At the same time, there was a shtetl feel to the place. With the prairie extending in every direction, why were the houses in town built so close together? I came to understand the reason one night, when we were sitting outside in our backyard and heard the distant howl of coyotes. If I closed my eyes, I could picture myself in a small Russian village, with the coyotes transformed into wolves. The houses in town needed to huddle together for protection. The wilderness was full of danger: wild animals, outlaws and Cossacks.
Weeks went by and school began. Laramie, which during the summer was a quiet town of carefully tended gardens and afternoon thunderstorms, came alive with college students in cowboy boots. We settled into our routines. I still couldn’t answer my father’s question about Jews in Wyoming.

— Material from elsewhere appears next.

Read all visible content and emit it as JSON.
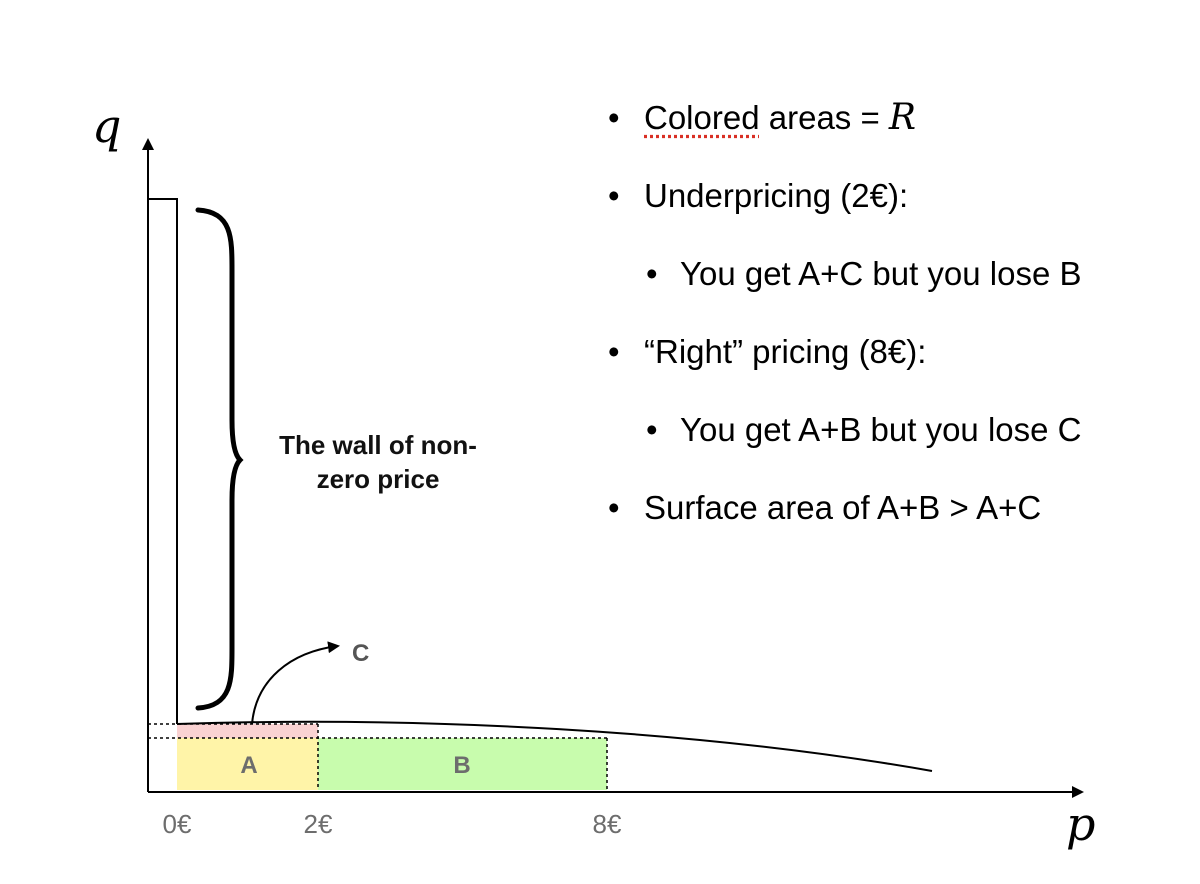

That September I learned that my mother was finally going home from the hospital. She would have a long recuperation, but she was going to be okay. I felt an enormous weight slide off my shoulders. Now I could really begin to breathe again, and I wanted to give thanks by observing the Jewish new year and worshipping among other Jews. It seemed right to go to services, just as my father would be doing in New York, and as Jews all over the world were doing.
Rosh Hashanah was on a Monday. Somehow we found out that services were being held in the nearby Episcopal Church, a building I had passed many times on my walks through town. We climbed the steps of the church and entered its sanctuary. A stained-glass Jesus with outstretched hands looked down upon our small group. The smile on his face reminded me of the Mona Lisa; it was hard to tell what he was thinking. Was he welcoming us or judging us? I thought about what my father would say, and I felt a visceral repulsion to celebrating Rosh Hashanah in a church. But then, as the mimeographed pages of the service were passed around and we all introduced ourselves, yarmulkes appearing out of pockets, I began to relax. The leader of our service was a new dean at the university; his family members kept kosher and flew in their meat from Denver on the vomit comet. If someone who kept kosher could worship under the gaze of Jesus, I decided, then it must be okay.
Soon enough I was carried away by the familiar words and songs. At the end of the service, “Adon Olam” was sung to the same melody as in my Queens synagogue. How strange to be so far away from my parents, yet so connected. A feeling of peace and renewal came over me as we all wished each other shana tovah. I knew that, yes, my mother was going to be all right, and my Wyoming life would begin. Walking out of the church into the Laramie sunshine, I finally felt at home. And I could at last tell my father that, yes, there are Jews in Wyoming.
Linda Zeveloff is an elementary school teacher who lives in Ogden, Utah.